With President Donald Trump now into his second year in office, several key commodity prices were 5% stronger on average through the end of February, compared with on January 19, 2017, the day before his inauguration.
Eight of the 11 commodity benchmark, running-average prices being tracked by S&P Global Platts since Trump took the oath of office were up, led by Chicago gasoline (+11.8%) and jet fuel (+8.9%).
Dated Brent crude’s running average during the Trump era was $56.14/b for the January 20, 2017 through February 28, 2018 period, compared with $53.31/b on January 19 a year ago, an increase of 5.3%. New York Harbor fuel oil’s running average was $49.04/b for the same period, up 4.3% from the January 19, 2017 mark of $47.03.
But the running average prices of natural gas (-6.5%), thermal coal (-5.9%) and global iron ore (-11.1%) remain lower than on President Barack Obama’s last day on the job.
Among key metals benchmarks, gold (+6.4%) and aluminum (+5.3%) lead the way, charting higher running averages through the end of February from Trump’s first day on the job.

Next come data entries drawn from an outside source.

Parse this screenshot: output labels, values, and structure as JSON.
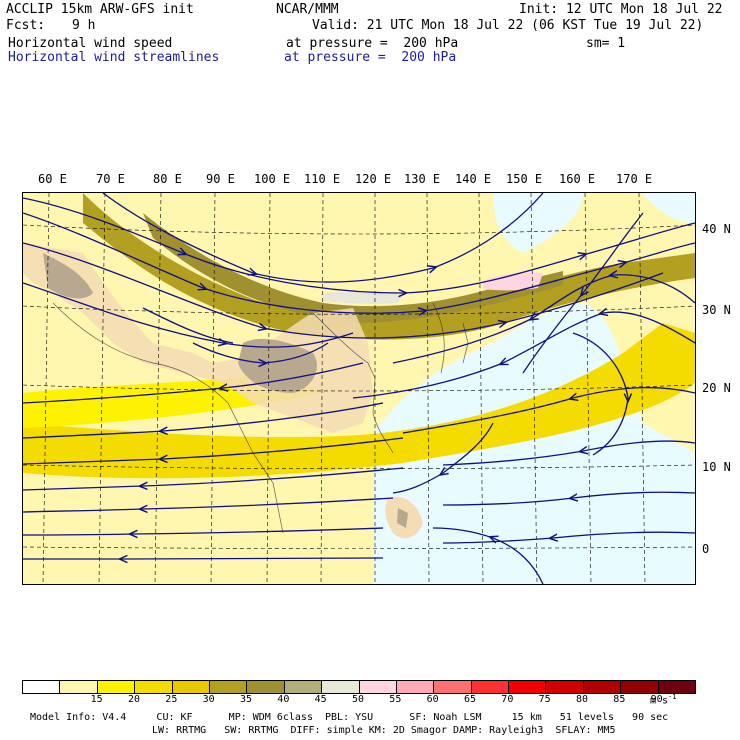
{
  "header": {
    "model_title": "ACCLIP 15km ARW-GFS init",
    "center": "NCAR/MMM",
    "init": "Init: 12 UTC Mon 18 Jul 22",
    "fcst_label": "Fcst:",
    "fcst_value": "9 h",
    "valid": "Valid: 21 UTC Mon 18 Jul 22 (06 KST Tue 19 Jul 22)",
    "field1_name": "Horizontal wind speed",
    "field1_level": "at pressure =  200 hPa",
    "field1_smooth": "sm= 1",
    "field2_name": "Horizontal wind streamlines",
    "field2_level": "at pressure =  200 hPa"
  },
  "map": {
    "lon_labels": [
      "60 E",
      "70 E",
      "80 E",
      "90 E",
      "100 E",
      "110 E",
      "120 E",
      "130 E",
      "140 E",
      "150 E",
      "160 E",
      "170 E"
    ],
    "lat_labels": [
      "40 N",
      "30 N",
      "20 N",
      "10 N",
      "0"
    ],
    "colors": {
      "streamline": "#101080",
      "land_light": "#f4dcb4",
      "terrain": "#b8a890",
      "ocean_calm": "#e8fbff",
      "grid": "#000000"
    }
  },
  "colorbar": {
    "ticks": [
      "15",
      "20",
      "25",
      "30",
      "35",
      "40",
      "45",
      "50",
      "55",
      "60",
      "65",
      "70",
      "75",
      "80",
      "85",
      "90"
    ],
    "unit": "m s",
    "unit_exp": "-1",
    "colors": [
      "#ffffff",
      "#fff6b0",
      "#fff200",
      "#f5dc00",
      "#e8c800",
      "#b4a020",
      "#a09030",
      "#b0b078",
      "#e8e8d8",
      "#ffd6e0",
      "#ffaab4",
      "#ff7070",
      "#ff3030",
      "#f00000",
      "#d00000",
      "#b00000",
      "#900000",
      "#6e0010"
    ]
  },
  "footer": {
    "line1": "Model Info: V4.4     CU: KF      MP: WDM 6class  PBL: YSU      SF: Noah LSM     15 km   51 levels   90 sec",
    "line2": "LW: RRTMG   SW: RRTMG  DIFF: simple KM: 2D Smagor DAMP: Rayleigh3  SFLAY: MM5"
  }
}
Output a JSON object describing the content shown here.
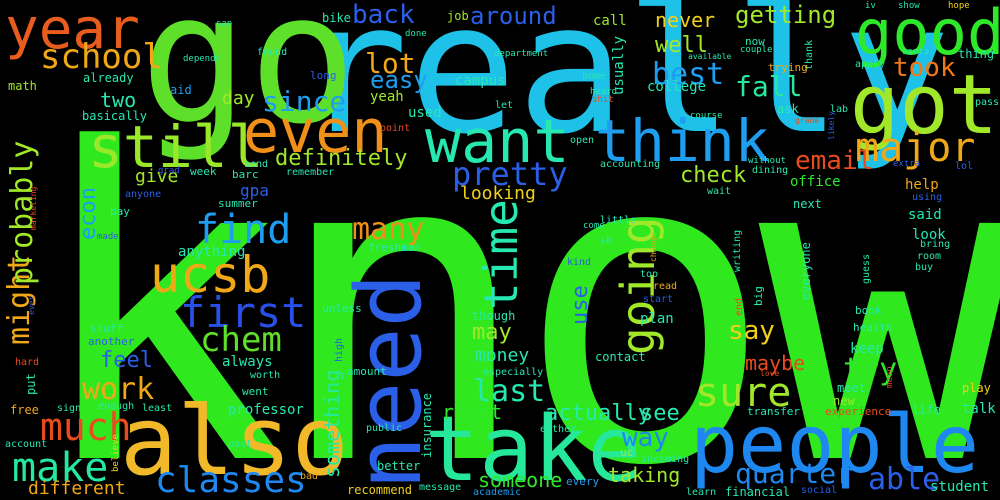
{
  "words": {
    "know": "know",
    "really": "really",
    "go": "go",
    "year": "year",
    "also": "also",
    "take": "take",
    "need": "need",
    "people": "people",
    "got": "got",
    "good": "good",
    "want": "want",
    "think": "think",
    "still": "still",
    "even": "even",
    "ucsb": "ucsb",
    "school": "school",
    "first": "first",
    "find": "find",
    "time": "time",
    "going": "going",
    "much": "much",
    "make": "make",
    "classes": "classes",
    "major": "major",
    "took": "took",
    "email": "email",
    "pretty": "pretty",
    "sure": "sure",
    "quarter": "quarter",
    "able": "able",
    "last": "last",
    "chem": "chem",
    "work": "work",
    "might": "might",
    "probably": "probably",
    "definitely": "definitely",
    "since": "since",
    "back": "back",
    "around": "around",
    "lot": "lot",
    "easy": "easy",
    "best": "best",
    "fall": "fall",
    "well": "well",
    "getting": "getting",
    "never": "never",
    "many": "many",
    "say": "say",
    "try": "try",
    "way": "way",
    "actually": "actually",
    "see": "see",
    "someone": "someone",
    "something": "something",
    "different": "different",
    "maybe": "maybe",
    "may": "may",
    "use": "use",
    "two": "two",
    "econ": "econ",
    "feel": "feel",
    "check": "check",
    "looking": "looking",
    "right": "right",
    "money": "money",
    "taking": "taking",
    "give": "give",
    "day": "day",
    "gpa": "gpa",
    "yeah": "yeah",
    "used": "used",
    "campus": "campus",
    "college": "college",
    "usually": "usually",
    "call": "call",
    "job": "job",
    "bike": "bike",
    "math": "math",
    "already": "already",
    "aid": "aid",
    "basically": "basically",
    "since2": "",
    "office": "office",
    "help": "help",
    "said": "said",
    "look": "look",
    "keep": "keep",
    "next": "next",
    "everyone": "everyone",
    "plan": "plan",
    "though": "though",
    "contact": "contact",
    "professor": "professor",
    "student": "student",
    "talk": "talk",
    "life": "life",
    "play": "play",
    "meet": "meet",
    "new": "new",
    "experience": "experience",
    "transfer": "transfer",
    "financial": "financial",
    "social": "social",
    "learn": "learn",
    "incoming": "incoming",
    "uc": "uc",
    "every": "every",
    "academic": "academic",
    "message": "message",
    "recommend": "recommend",
    "better": "better",
    "public": "public",
    "either": "either",
    "insurance": "insurance",
    "especially": "especially",
    "amount": "amount",
    "high": "high",
    "unless": "unless",
    "always": "always",
    "went": "went",
    "stuff": "stuff",
    "another": "another",
    "worth": "worth",
    "put": "put",
    "free": "free",
    "sign": "sign",
    "enough": "enough",
    "least": "least",
    "account": "account",
    "hard": "hard",
    "believe": "believe",
    "post": "post",
    "bad": "bad",
    "anything": "anything",
    "freshman": "freshman",
    "summer": "summer",
    "barc": "barc",
    "pay": "pay",
    "anyone": "anyone",
    "made": "made",
    "ever": "ever",
    "marketing": "marketing",
    "grad": "grad",
    "week": "week",
    "send": "send",
    "remember": "remember",
    "dining": "dining",
    "without": "without",
    "lol": "lol",
    "extra": "extra",
    "using": "using",
    "bring": "bring",
    "room": "room",
    "buy": "buy",
    "guess": "guess",
    "book": "book",
    "health": "health",
    "mean": "mean",
    "love": "love",
    "writing": "writing",
    "big": "big",
    "end": "end",
    "start": "start",
    "read": "read",
    "top": "top",
    "change": "change",
    "sb": "sb",
    "little": "little",
    "come": "come",
    "kind": "kind",
    "accounting": "accounting",
    "wait": "wait",
    "open": "open",
    "course": "course",
    "point": "point",
    "shit": "shit",
    "heard": "heard",
    "home": "home",
    "let": "let",
    "ask": "ask",
    "lab": "lab",
    "grade": "grade",
    "likely": "likely",
    "thank": "thank",
    "trying": "trying",
    "couple": "couple",
    "now": "now",
    "available": "available",
    "department": "department",
    "done": "done",
    "san": "san",
    "found": "found",
    "long": "long",
    "depends": "depends",
    "iv": "iv",
    "show": "show",
    "hope": "hope",
    "santa": "santa",
    "apply": "apply",
    "thing": "thing",
    "pass": "pass"
  }
}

For steel, US-made hot-rolled coil was only averaging 1% higher ($636.10/st) for the period, but this was before a 25% tariff on US imports of steel was announced, and then signed on March 8 by the president. In recent days, since March 1, this same benchmark steel price has averaged $823.61/st, nearly $188/st above the 13-month running average.
Platts has been monitoring this group of 11 price benchmarks and comparing them in Trump’s term to date versus Obama’s eight years in office — although fundamentals and a range of other factors influence commodity prices.